Bergdahl's family released a statement Tuesday upon learning of the potential deal:
“Today’s news indicates there are renewed efforts to use diplomacy to recover our family’s son, grandson and brother, Bowe Bergdahl. We welcome this development and we applaud the unity of purpose and resolve at the White House and the other U.S. Government agencies involved. We thank all involved for this renewed effort and we hope everyone takes this opportunity seriously. We are cautiously optimistic these discussions will lead to the safe return of our son after more than four and a half years in captivity.”
Sgt. Bowe Bergdahl has been a prisoner of war since 2009, when he was reportedly captured by the Taliban in Afghanistan.
U.S. officials believe he is being held in Pakistan by the Haqqani network, an allied insurgent group.
Last month, the Pentagon announced it had received a new proof of life video of Bergdahl.
The Washington Post article says Pentagon Press Secretary Rear Adm.

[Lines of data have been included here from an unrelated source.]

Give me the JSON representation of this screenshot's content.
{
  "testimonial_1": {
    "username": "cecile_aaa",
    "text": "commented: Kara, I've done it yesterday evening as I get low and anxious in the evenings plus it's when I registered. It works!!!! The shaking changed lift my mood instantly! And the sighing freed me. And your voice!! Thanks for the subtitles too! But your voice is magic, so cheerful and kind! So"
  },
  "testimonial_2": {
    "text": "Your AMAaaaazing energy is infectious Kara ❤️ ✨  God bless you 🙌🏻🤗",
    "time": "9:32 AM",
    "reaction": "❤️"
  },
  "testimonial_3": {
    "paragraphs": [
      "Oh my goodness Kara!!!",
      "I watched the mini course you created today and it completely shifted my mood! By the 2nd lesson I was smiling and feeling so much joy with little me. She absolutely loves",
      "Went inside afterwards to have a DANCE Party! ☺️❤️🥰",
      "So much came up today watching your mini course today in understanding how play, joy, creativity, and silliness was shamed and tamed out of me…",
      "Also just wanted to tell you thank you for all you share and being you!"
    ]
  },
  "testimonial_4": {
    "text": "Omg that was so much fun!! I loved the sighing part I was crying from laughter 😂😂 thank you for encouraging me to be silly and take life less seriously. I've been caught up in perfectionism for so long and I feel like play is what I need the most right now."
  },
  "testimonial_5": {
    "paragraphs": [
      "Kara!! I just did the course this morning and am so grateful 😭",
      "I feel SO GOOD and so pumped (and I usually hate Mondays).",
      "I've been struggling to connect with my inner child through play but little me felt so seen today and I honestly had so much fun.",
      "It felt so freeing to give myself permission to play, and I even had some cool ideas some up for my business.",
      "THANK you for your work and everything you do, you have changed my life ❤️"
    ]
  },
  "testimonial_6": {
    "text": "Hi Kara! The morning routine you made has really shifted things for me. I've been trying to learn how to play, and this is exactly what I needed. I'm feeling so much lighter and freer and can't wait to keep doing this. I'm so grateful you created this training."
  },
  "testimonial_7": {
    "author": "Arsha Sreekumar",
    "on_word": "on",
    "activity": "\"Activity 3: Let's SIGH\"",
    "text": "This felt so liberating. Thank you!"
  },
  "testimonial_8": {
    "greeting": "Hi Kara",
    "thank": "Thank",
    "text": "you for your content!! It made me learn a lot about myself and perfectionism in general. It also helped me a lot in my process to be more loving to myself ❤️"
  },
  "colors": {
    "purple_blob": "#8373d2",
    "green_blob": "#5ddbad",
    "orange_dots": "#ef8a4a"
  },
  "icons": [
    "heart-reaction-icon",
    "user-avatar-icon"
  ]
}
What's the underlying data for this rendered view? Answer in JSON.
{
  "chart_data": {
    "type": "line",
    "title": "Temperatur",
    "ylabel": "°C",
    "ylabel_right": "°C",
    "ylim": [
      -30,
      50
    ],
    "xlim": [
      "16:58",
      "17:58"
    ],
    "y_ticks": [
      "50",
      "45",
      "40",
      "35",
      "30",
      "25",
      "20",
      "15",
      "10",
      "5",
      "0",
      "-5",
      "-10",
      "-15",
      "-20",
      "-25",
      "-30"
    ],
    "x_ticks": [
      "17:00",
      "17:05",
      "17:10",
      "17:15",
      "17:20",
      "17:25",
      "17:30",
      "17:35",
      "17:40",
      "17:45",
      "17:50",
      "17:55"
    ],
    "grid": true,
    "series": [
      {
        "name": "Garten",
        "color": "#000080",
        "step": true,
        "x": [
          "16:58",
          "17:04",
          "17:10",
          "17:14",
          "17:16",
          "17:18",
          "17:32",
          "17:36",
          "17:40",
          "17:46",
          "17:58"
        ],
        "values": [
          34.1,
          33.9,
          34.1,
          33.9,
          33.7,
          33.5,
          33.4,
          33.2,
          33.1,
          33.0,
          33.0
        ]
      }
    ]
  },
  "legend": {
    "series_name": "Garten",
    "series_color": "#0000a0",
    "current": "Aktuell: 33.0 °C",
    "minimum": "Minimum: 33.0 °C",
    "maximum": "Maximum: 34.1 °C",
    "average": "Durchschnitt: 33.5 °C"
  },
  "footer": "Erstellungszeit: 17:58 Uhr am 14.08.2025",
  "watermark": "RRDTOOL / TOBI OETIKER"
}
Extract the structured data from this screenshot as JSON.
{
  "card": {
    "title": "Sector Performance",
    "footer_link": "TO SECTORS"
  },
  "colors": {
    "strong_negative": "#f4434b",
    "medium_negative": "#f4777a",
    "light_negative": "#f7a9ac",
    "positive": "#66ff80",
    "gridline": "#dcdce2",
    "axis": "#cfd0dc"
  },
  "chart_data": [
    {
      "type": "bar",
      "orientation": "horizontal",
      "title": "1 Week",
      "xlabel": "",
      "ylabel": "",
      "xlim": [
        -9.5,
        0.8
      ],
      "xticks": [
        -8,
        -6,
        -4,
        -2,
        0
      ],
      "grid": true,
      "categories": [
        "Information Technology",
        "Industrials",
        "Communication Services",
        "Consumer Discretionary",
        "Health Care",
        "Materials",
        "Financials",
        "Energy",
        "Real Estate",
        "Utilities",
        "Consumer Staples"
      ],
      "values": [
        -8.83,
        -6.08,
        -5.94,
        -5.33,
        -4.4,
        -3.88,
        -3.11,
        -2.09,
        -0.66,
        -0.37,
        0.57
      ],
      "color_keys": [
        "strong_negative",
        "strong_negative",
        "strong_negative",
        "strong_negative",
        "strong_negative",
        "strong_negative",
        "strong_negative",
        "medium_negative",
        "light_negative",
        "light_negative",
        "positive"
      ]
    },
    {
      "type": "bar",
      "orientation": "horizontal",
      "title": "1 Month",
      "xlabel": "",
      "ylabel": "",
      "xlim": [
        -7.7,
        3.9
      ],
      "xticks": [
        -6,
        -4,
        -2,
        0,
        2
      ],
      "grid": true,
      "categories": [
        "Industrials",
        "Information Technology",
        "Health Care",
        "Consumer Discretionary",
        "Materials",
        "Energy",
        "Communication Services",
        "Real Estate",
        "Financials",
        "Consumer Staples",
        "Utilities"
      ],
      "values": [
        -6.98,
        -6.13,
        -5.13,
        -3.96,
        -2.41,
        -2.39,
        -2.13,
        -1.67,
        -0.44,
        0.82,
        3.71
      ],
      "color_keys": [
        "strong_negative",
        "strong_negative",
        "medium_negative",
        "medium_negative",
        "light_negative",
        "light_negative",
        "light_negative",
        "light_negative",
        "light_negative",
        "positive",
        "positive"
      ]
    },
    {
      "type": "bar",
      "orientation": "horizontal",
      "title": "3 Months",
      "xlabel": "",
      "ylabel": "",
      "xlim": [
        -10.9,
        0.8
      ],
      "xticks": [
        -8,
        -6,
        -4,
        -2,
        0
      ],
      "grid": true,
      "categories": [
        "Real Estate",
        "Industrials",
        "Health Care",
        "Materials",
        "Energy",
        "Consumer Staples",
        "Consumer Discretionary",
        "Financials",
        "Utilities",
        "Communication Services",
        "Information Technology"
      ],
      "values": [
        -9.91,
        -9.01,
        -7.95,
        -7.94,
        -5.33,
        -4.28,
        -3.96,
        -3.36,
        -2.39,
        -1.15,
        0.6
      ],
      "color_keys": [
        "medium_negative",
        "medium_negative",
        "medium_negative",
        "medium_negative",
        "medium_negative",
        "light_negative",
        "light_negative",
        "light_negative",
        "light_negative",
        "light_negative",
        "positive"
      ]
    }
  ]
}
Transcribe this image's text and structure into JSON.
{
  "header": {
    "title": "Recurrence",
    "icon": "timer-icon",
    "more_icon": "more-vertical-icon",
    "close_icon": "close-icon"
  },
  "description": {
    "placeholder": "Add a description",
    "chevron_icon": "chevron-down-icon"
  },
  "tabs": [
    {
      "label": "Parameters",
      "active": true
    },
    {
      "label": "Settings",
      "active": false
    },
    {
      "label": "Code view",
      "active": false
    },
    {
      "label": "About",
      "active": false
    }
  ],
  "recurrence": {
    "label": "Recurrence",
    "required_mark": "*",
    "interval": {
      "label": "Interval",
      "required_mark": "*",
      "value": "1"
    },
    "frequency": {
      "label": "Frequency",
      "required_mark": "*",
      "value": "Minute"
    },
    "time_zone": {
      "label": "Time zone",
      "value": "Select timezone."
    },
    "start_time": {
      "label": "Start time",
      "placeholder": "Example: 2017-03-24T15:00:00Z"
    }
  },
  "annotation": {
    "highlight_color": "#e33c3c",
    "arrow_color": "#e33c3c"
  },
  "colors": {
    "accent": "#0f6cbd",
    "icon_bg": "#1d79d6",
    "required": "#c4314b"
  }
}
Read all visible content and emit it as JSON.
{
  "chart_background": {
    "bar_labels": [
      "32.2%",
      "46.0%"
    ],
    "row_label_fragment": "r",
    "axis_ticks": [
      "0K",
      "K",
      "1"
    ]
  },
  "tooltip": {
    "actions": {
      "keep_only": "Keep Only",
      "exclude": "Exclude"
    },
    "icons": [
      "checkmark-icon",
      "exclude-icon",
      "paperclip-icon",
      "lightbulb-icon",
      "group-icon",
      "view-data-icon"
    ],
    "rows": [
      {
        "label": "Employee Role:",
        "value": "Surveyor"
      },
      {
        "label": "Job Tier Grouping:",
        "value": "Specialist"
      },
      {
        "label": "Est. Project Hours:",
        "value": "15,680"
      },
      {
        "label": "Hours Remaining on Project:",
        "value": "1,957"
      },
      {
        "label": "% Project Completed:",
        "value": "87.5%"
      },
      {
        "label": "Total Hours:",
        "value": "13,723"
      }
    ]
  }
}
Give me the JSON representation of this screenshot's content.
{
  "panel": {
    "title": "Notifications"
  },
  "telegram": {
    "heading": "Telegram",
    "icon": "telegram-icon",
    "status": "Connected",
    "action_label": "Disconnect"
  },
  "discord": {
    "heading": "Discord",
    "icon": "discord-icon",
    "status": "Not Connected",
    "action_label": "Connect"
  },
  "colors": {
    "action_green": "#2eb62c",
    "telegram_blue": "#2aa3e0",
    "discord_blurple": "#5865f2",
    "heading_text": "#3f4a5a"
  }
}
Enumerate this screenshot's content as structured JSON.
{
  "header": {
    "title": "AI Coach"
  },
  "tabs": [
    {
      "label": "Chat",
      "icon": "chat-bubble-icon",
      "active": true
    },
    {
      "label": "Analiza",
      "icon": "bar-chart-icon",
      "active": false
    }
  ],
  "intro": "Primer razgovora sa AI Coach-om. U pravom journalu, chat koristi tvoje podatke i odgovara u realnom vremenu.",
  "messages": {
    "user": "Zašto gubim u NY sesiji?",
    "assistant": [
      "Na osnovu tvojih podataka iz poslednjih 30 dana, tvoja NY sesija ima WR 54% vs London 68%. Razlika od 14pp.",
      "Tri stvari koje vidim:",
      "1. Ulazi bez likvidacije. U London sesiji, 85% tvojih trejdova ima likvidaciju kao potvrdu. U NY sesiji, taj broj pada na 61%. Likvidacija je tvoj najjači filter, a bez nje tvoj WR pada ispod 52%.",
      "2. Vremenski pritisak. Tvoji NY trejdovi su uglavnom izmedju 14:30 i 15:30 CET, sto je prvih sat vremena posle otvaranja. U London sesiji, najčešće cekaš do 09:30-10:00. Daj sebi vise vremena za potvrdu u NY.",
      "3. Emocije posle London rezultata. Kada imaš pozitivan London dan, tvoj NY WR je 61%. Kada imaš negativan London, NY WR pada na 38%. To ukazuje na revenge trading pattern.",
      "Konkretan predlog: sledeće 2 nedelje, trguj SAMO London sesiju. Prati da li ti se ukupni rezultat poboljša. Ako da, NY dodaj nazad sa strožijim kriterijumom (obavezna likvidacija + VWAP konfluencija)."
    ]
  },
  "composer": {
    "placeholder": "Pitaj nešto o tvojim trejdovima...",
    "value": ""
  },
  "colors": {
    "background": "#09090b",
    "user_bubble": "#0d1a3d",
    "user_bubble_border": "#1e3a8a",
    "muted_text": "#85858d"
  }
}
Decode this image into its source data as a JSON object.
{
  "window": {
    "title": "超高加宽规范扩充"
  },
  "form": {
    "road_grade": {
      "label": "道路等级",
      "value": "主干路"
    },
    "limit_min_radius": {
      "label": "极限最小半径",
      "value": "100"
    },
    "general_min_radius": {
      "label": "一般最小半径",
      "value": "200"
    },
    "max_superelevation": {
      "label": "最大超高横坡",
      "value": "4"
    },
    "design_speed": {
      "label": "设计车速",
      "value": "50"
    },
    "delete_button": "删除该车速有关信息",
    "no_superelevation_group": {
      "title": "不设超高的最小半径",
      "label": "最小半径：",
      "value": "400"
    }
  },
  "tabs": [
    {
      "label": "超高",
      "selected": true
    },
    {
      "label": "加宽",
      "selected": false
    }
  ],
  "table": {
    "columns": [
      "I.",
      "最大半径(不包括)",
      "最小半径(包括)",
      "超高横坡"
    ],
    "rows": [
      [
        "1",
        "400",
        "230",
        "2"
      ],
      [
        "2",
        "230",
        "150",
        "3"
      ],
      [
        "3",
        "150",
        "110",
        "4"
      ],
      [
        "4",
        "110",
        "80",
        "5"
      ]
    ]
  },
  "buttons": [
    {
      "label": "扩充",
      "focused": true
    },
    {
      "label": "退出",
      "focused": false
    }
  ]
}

John Kirby told reporters Bergdahl has "been gone too long." He added that U.S. officials are eager to get the prisoner of war home.
Officials spoke on condition of anonymity in order to talk about parts of this renewed strategy to swap prisoners with the Taliban for Bergdahl's release.
According to the Washington Post article, A U.S. official says there is no "actionable" intelligence on Sgt. Bergdahl's exact location. Because of that, a U.S. military rescue mission has been ruled out.
Two people familiar with the situation stress that it was the Taliban that broke off negotiations nearly two years ago. They say the U.S. door to talks has been open since.
The article says a formal offer has not been made to the Taliban and no State Department officials plan to travel to the region right now.